I’d argue that particularly in those English-speaking countries where Halloween is a recognized and practiced holiday, language learners should be acquainted with some of the customs. This can be done in different ways and to different degrees, being mindful of learners’ ages and respectful of their personal beliefs. A costume party isn’t required to familiarize students with the holiday, its symbols, and its practices. Films, short stories, news articles, and photographs can all be used to create a language lesson. The goal isn’t to force students to embrace the holiday, but rather to understand it and appreciate its place in the host culture. The material shared should perform double duty, facilitating a culture lesson and a language lesson.

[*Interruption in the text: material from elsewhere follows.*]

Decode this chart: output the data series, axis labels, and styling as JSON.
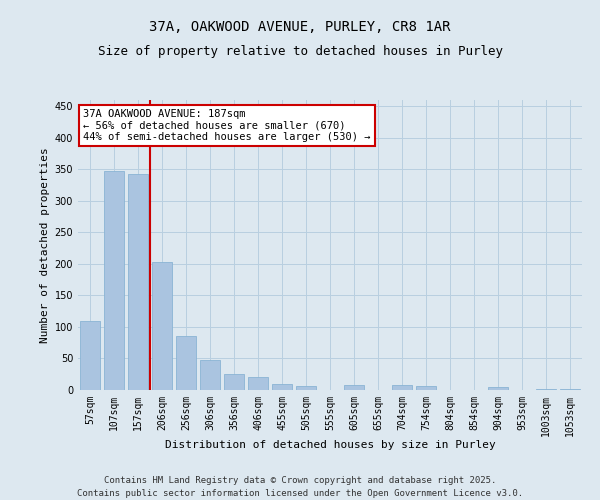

There’s also value in addressing Halloween in EFL and ESL classrooms in countries where this holiday isn’t generally practiced. Why? Because we’re teaching English, and English is part of global communication. The fact is that a significant number of English-speakers do celebrate Halloween, so to ignore the holiday in our classrooms would essentially leave students in the dark about a popular cultural practice in the English-speaking world. Language and culture are closely related. Learning about different practices among English-speaking countries gives English language learners a stronger foundation on which to build communication skills. I say Halloween should be allowed into ESL and EFL classrooms if only for the sake of raising awareness of popular customs. There are many Englishes and English-speaking cultures in this world, and greater exposure increases a person’s ability to function in the international community.


Please check back soon for some suggestions for Halloween activities.


3 Comments Add yours

  1. rliberni says:

    Interesting article. I had a student in London a few years ago who knew nothing whatsoever about Halloween and imagine the shock she and her very young children got when a group of trick or treaters turned up at her door dressed as monsters and ghosts!! They were terrified!